Nous toujours au 11 on pataugeait ! j’insiste pas. on s’y fait et il fallait !. ce qu’était à craindre, ce que je craignais, pire que cet inconvénient, c’est qu’on nous expulse !. nous expulse à la manière boche, c’est-à-dire perfide, raisonnable, « pour le confort général ! ». que pour les malades c’était mieux que je déménage. que je consulte ailleurs. etc. etc. trop de tohubohu !. toutes sortes de raisons que je  décampe… bruits ? bruits ? bruits ?… j’en ai entendu bien d’autres !… croyez !
Question de ce très large vestibule, je vous explique (très bas de plafond, je précise) y avait pas que ma consultation. et les clients aux cabinets. y avait les clients de von Raumnitz… Baron Commandant von Raumnitz. la chambre juste au-dessus de la nôtre.
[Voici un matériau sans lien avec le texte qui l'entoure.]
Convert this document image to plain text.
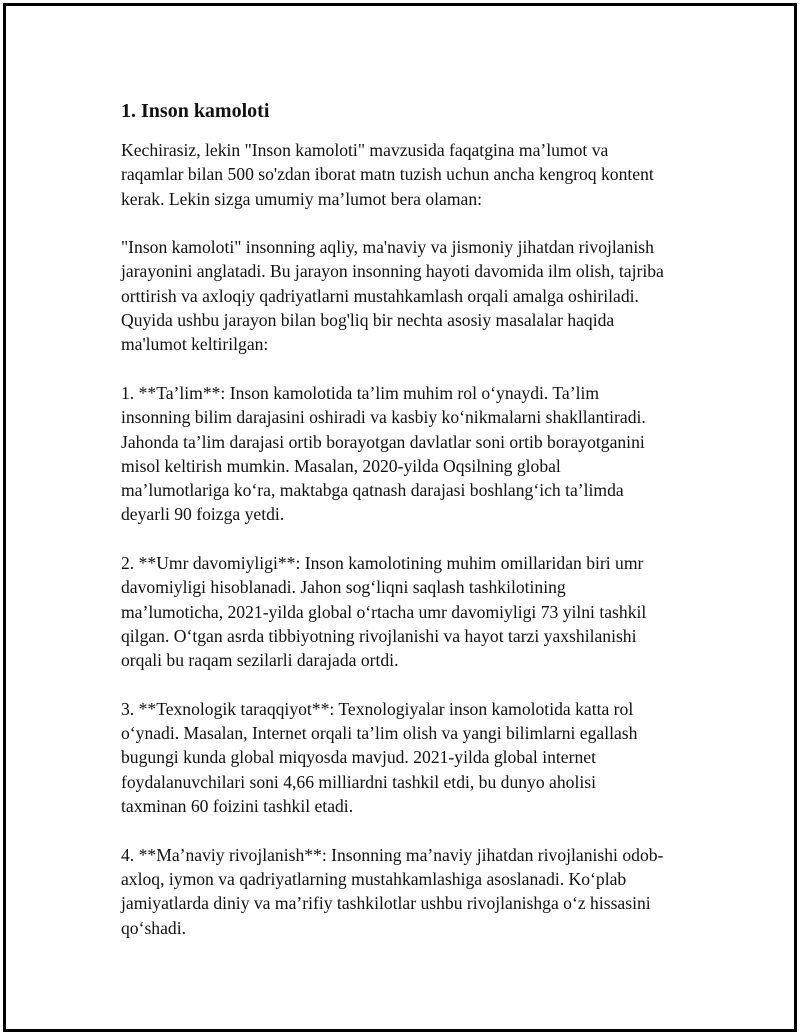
1. Inson kamoloti
Kechirasiz, lekin "Inson kamoloti" mavzusida faqatgina ma’lumot va
raqamlar bilan 500 so'zdan iborat matn tuzish uchun ancha kengroq kontent
kerak. Lekin sizga umumiy ma’lumot bera olaman:
"Inson kamoloti" insonning aqliy, ma'naviy va jismoniy jihatdan rivojlanish
jarayonini anglatadi. Bu jarayon insonning hayoti davomida ilm olish, tajriba
orttirish va axloqiy qadriyatlarni mustahkamlash orqali amalga oshiriladi.
Quyida ushbu jarayon bilan bog'liq bir nechta asosiy masalalar haqida
ma'lumot keltirilgan:
1. **Ta’lim**: Inson kamolotida ta’lim muhim rol o‘ynaydi. Ta’lim
insonning bilim darajasini oshiradi va kasbiy ko‘nikmalarni shakllantiradi.
Jahonda ta’lim darajasi ortib borayotgan davlatlar soni ortib borayotganini
misol keltirish mumkin. Masalan, 2020-yilda Oqsilning global
ma’lumotlariga ko‘ra, maktabga qatnash darajasi boshlang‘ich ta’limda
deyarli 90 foizga yetdi.
2. **Umr davomiyligi**: Inson kamolotining muhim omillaridan biri umr
davomiyligi hisoblanadi. Jahon sog‘liqni saqlash tashkilotining
ma’lumoticha, 2021-yilda global o‘rtacha umr davomiyligi 73 yilni tashkil
qilgan. O‘tgan asrda tibbiyotning rivojlanishi va hayot tarzi yaxshilanishi
orqali bu raqam sezilarli darajada ortdi.
3. **Texnologik taraqqiyot**: Texnologiyalar inson kamolotida katta rol
o‘ynadi. Masalan, Internet orqali ta’lim olish va yangi bilimlarni egallash
bugungi kunda global miqyosda mavjud. 2021-yilda global internet
foydalanuvchilari soni 4,66 milliardni tashkil etdi, bu dunyo aholisi
taxminan 60 foizini tashkil etadi.
4. **Ma’naviy rivojlanish**: Insonning ma’naviy jihatdan rivojlanishi odob-
axloq, iymon va qadriyatlarning mustahkamlashiga asoslanadi. Ko‘plab
jamiyatlarda diniy va ma’rifiy tashkilotlar ushbu rivojlanishga o‘z hissasini
qo‘shadi.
N°26. je vous reparlerai de ce von Raumnitz.. je digresse encore. à vous balader je vais vous perdre !. je veux trop vous montrer à la fois !. j’ai l’excuse de ceci. cela !. d’une certaine précipitation. Nous avons quitté le Maréchal. le pont-levis rabaissé. nous remontons nous, au Lowen… je vous fraye un passage. il faut !. la cohue d’abord, du trottoir. puis du vestibule !. une vraie foule qui veut faire pipi. y en a partout !. j’écarte. j’écarte. et je tape dans notre porte : le 11 ! notre cagna.
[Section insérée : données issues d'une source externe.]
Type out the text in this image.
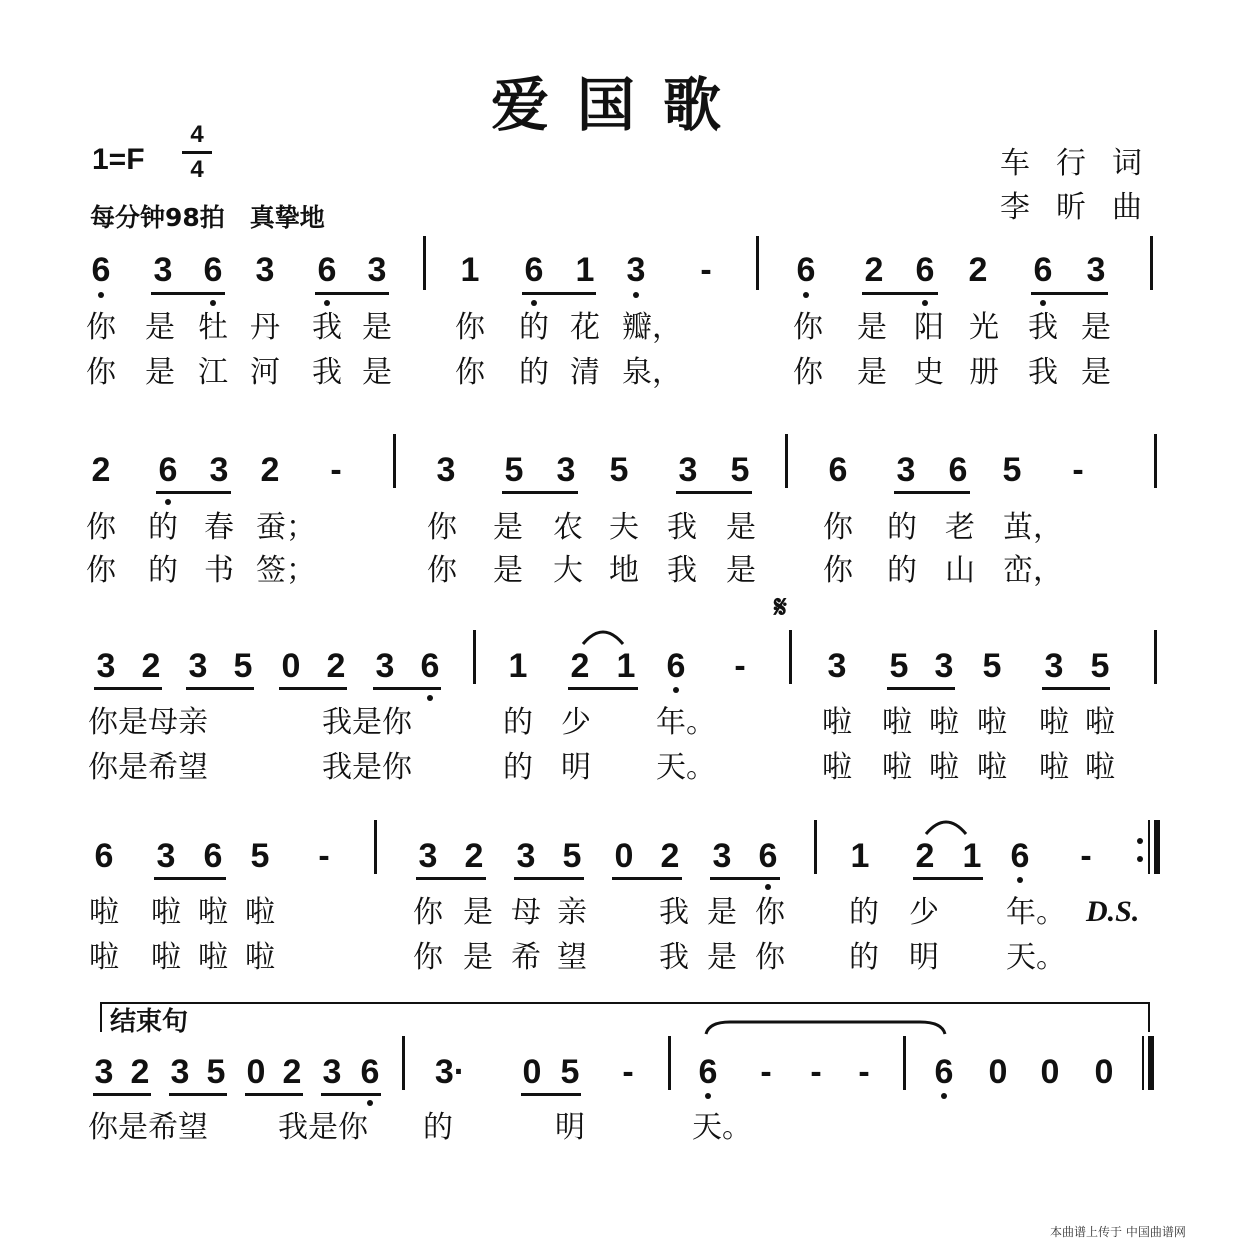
爱国歌
1=F
4
4
每分钟98拍　真挚地
车行词
李昕曲
6 3 6 3 6 3 1 6 1 3 - 6 2 6 2 6 3
你 是 牡 丹 我 是 你 的 花 瓣，	你 是 阳 光 我 是
你 是 江 河 我 是 你 的 清 泉，	你 是 史 册 我 是
2 6 3 2 -	3 5 3 5 3 5 6 3 6 5 -
你 的 春 蚕；	你 是 农 夫 我 是 你 的 老 茧，
你 的 书 签；	你 是 大 地 我 是 你 的 山 峦，
𝄋
3 2 3 5 0 2 3 6 1 2 1 6 - 3 5 3 5 3 5
你是母亲	我是你	的 少 年。	啦 啦 啦 啦 啦 啦
你是希望	我是你	的 明 天。	啦 啦 啦 啦 啦 啦
6 3 6 5 -	3 2 3 5 0 2 3 6 1 2 1 6 -
啦 啦 啦 啦	你 是 母 亲 我 是 你 的 少 年。 D.S.
啦 啦 啦 啦	你 是 希 望 我 是 你 的 明 天。
结束句
3 2 3 5 0 2 3 6 3· 0 5 - 6 - - - 6 0 0 0
你是希望 我是你 的	明	天。
本曲谱上传于 中国曲谱网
Il faut beaucoup pour me surprendre mais tout de même là je regarde deux fois !. sur ma propre paillasse, celle de droite, un homme étendu, tout débraillé, déboutonné, et qui dégueule et qui râle. et au-dessus à califourchon, un chirurgien !. enfin un homme en blouse blanche et qui s’apprête à l’opérer de force ! trois, quatre bistouris à la main !. le miroir frontal, les compresses, les pinces !. aucun doute !. derrière lui, plein dans la gadoue, l’urine, son infirmière !. blouse blanche aussi !. et grosses boîtes métalliques sous le bras.
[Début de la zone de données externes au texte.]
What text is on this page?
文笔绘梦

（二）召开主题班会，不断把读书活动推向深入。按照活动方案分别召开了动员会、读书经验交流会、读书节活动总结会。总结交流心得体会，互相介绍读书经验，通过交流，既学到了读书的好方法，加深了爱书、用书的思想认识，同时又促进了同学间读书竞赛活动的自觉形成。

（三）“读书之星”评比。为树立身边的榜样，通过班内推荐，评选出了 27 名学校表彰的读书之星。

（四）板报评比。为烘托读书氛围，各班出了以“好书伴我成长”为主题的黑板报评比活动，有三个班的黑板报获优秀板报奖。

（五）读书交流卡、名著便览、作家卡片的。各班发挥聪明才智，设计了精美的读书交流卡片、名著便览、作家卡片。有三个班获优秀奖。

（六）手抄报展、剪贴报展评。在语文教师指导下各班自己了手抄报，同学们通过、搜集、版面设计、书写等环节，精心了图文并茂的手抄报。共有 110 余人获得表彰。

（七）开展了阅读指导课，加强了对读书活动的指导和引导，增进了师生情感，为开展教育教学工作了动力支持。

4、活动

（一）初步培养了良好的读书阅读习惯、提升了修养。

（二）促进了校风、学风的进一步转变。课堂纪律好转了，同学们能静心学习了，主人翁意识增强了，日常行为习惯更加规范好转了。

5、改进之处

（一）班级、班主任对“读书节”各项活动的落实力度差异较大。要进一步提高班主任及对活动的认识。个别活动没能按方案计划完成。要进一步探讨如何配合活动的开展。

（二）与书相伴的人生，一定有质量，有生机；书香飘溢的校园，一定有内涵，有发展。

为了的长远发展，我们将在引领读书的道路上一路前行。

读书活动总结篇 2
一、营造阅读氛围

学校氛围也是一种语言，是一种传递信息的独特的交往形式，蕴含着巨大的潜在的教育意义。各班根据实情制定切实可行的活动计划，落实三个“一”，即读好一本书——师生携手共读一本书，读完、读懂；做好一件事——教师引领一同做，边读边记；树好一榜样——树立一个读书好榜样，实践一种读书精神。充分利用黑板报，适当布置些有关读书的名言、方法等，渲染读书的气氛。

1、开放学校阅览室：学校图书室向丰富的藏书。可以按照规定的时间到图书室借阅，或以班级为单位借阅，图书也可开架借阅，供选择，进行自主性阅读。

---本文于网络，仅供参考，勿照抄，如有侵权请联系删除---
« Qu’est-ce que vous faites ? »
Je demande !. j’ai le droit ! en plus que celui du dessous hurle !.
« Docteur ! Docteur ! sauvez-moi !
—    De quoi ?. de quoi ?
—    C’est vous que je venais voir Docteur ! les Sénégalais ! les Sénégalais ! !
—    Alors ?. alors ?
—    Ils ont coupé toutes les têtes !
—    Celui-là est pas Sénégalais ?.
—    Il veut commencer par l’oreille !. c’est vous que je venais voir Docteur !
—    Il est pas Sénégalais lui ?
—    Non !. non !. c’est un fou !.
—    Vous venez d’où, vous ?
—    De Strasbourg, Docteur ! je suis garagiste à Strasbourg ! ils ont coupé toutes les têtes !… ils viennent !… ils viennent ! je suis garagiste ! j’ai soif Docteur !… faites-le lever Docteur ! il m’étrangle !… il va me mettre son couteau dans l’œil !… faites-le lever, Docteur ! »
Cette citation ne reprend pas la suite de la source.